La inconformidad de la sociedad contra la rutinaria forma de gobernar en México pudo cambiar en 2000, cuando otro partido diferente al PRI llegó a la Presidencia, pero lejos de concretar una transformación repitieron prácticas que sólo unificó criterios contra la clase política. Rechazo que rebasa las siglas y los colores de los partidos políticos.
Buena parte de las crisis políticas se deben a la inercia tradicional de los gobernantes, de la que mucha gente quiere deshacerse o transformar. En la otra parte se ubica la reiteración de disposiciones y la repetición de prácticas que le otorgan seguridad a la gente ante el peligro que les representan los cambios.
Los cambios políticos inician con la inconformidad social, el rechazo a la reiteración de conductas, de personas en los cargos, de prácticas, etc. La disidencia impulsa transformaciones y los gobiernos las concretan. La lucha entre lo nuevo y lo viejo se desarrolla en la opinión pública, en la calle, en las manifestaciones sociales auténticas, expresiones que deben ser escuchadas para mantener vivo el cambio constante, ejercicio que sería ideal en toda democracia.
El cambio democrático debe centrarse en un círculo virtuoso de generación de ideas desde el pueblo adoptadas por el ejercicio de gobierno y que al legitimarse y aprobarse sean lanzadas de nuevo a la población, para su transformación. En una representación indirecta, la triangulación entre sociedad y gobierno tiene un intermediario, que la mayoría de las veces n o sólo estorba a la democracia, sino que la daña, que es el partido político, cuando se antepone el interés del partido a la voluntad de la sociedad, la representación se distorsiona y se reduce a consigna.
En el ejercicio legislativo de México impera la consigna antes que la representación, así se dio a conocer en la discusión por el prepuesto del próximo año en la Cámara de Diputados y se mostrará en el debate sobre la reforma eléctrica. Este espacio actualmente es un agujero negro entre la voluntad popular y la decisión de gobierno donde se crea la fama de que todos los políticos son iguales.

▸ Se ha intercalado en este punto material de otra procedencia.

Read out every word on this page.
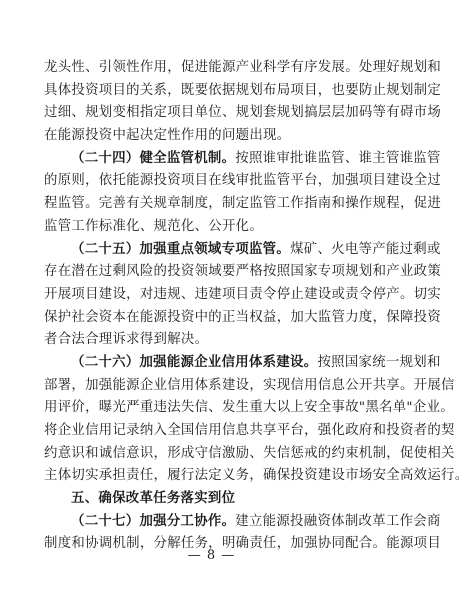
龙头性、引领性作用，促进能源产业科学有序发展。处理好规划和
具体投资项目的关系，既要依据规划布局项目，也要防止规划制定
过细、规划变相指定项目单位、规划套规划搞层层加码等有碍市场
在能源投资中起决定性作用的问题出现。
（二十四）健全监管机制。按照谁审批谁监管、谁主管谁监管
的原则，依托能源投资项目在线审批监管平台，加强项目建设全过
程监管。完善有关规章制度，制定监管工作指南和操作规程，促进
监管工作标准化、规范化、公开化。
（二十五）加强重点领域专项监管。煤矿、火电等产能过剩或
存在潜在过剩风险的投资领域要严格按照国家专项规划和产业政策
开展项目建设，对违规、违建项目责令停止建设或责令停产。切实
保护社会资本在能源投资中的正当权益，加大监管力度，保障投资
者合法合理诉求得到解决。
（二十六）加强能源企业信用体系建设。按照国家统一规划和
部署，加强能源企业信用体系建设，实现信用信息公开共享。开展信
用评价，曝光严重违法失信、发生重大以上安全事故"黑名单"企业。
将企业信用记录纳入全国信用信息共享平台，强化政府和投资者的契
约意识和诚信意识，形成守信激励、失信惩戒的约束机制，促使相关
主体切实承担责任，履行法定义务，确保投资建设市场安全高效运行。
五、确保改革任务落实到位
（二十七）加强分工协作。建立能源投融资体制改革工作会商
制度和协调机制，分解任务，明确责任，加强协同配合。能源项目
— 8 —
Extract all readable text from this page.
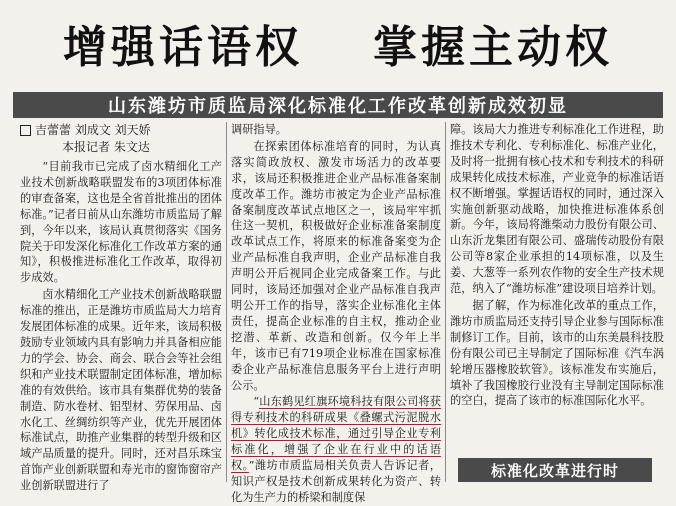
增强话语权 掌握主动权
山东潍坊市质监局深化标准化工作改革创新成效初显
吉蕾蕾 刘成文 刘天娇
本报记者 朱文达

“目前我市已完成了卤水精细化工产业技术创新战略联盟发布的3项团体标准的审查备案，这也是全省首批推出的团体标准。”记者日前从山东潍坊市质监局了解到，今年以来，该局认真贯彻落实《国务院关于印发深化标准化工作改革方案的通知》，积极推进标准化工作改革，取得初步成效。

卤水精细化工产业技术创新战略联盟标准的推出，正是潍坊市质监局大力培育发展团体标准的成果。近年来，该局积极鼓励专业领域内具有影响力并具备相应能力的学会、协会、商会、联合会等社会组织和产业技术联盟制定团体标准，增加标准的有效供给。该市具有集群优势的装备制造、防水卷材、铝型材、劳保用品、卤水化工、丝绸纺织等产业，优先开展团体标准试点，助推产业集群的转型升级和区域产品质量的提升。同时，还对昌乐珠宝首饰产业创新联盟和寿光市的窗饰窗帘产业创新联盟进行了

调研指导。

在探索团体标准培育的同时，为认真落实简政放权、激发市场活力的改革要求，该局还积极推进企业产品标准备案制度改革工作。潍坊市被定为企业产品标准备案制度改革试点地区之一，该局牢牢抓住这一契机，积极做好企业标准备案制度改革试点工作，将原来的标准备案变为企业产品标准自我声明，企业产品标准自我声明公开后视同企业完成备案工作。与此同时，该局还加强对企业产品标准自我声明公开工作的指导，落实企业标准化主体责任，提高企业标准的自主权，推动企业挖潜、革新、改造和创新。仅今年上半年，该市已有719项企业标准在国家标准委企业产品标准信息服务平台上进行声明公示。

“山东鹤见红旗环境科技有限公司将获得专利技术的科研成果《叠螺式污泥脱水机》转化成技术标准，通过引导企业专利标准化，增强了企业在行业中的话语权。”潍坊市质监局相关负责人告诉记者，知识产权是技术创新成果转化为资产、转化为生产力的桥梁和制度保

障。该局大力推进专利标准化工作进程，助推技术专利化、专利标准化、标准产业化，及时将一批拥有核心技术和专利技术的科研成果转化成技术标准，产业竞争的标准话语权不断增强。掌握话语权的同时，通过深入实施创新驱动战略，加快推进标准体系创新。今年，该局将潍柴动力股份有限公司、山东沂龙集团有限公司、盛瑞传动股份有限公司等8家企业承担的14项标准，以及生姜、大葱等一系列农作物的安全生产技术规范，纳入了“潍坊标准”建设项目培养计划。

据了解，作为标准化改革的重点工作，潍坊市质监局还支持引导企业参与国际标准制修订工作。目前，该市的山东美晨科技股份有限公司已主导制定了国际标准《汽车涡轮增压器橡胶软管》。该标准发布实施后，填补了我国橡胶行业没有主导制定国际标准的空白，提高了该市的标准国际化水平。

标准化改革进行时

No lo son sólo por continuar políticas o reiterar su defensa a ultranza a los ricos o a los pobres, sino a esa uniformidad de criterios que desgastan a la clase política ya todos los partidos en general. La visión generalizada radica en que no son los mismos cuando están en campaña que cuando ejercen el cargo. Hay una especie de esquizofrenia que los hace no sólo distintos a sí mismos sino contrarios.
En el discurso se pelean prácticamente todos los días dos frases: “No somos iguales” y “Todos los políticos son iguales”. Con más o menos palabras, la lucha radica en dos reiteradas frases que pueden cambiar el rumbo de la historia.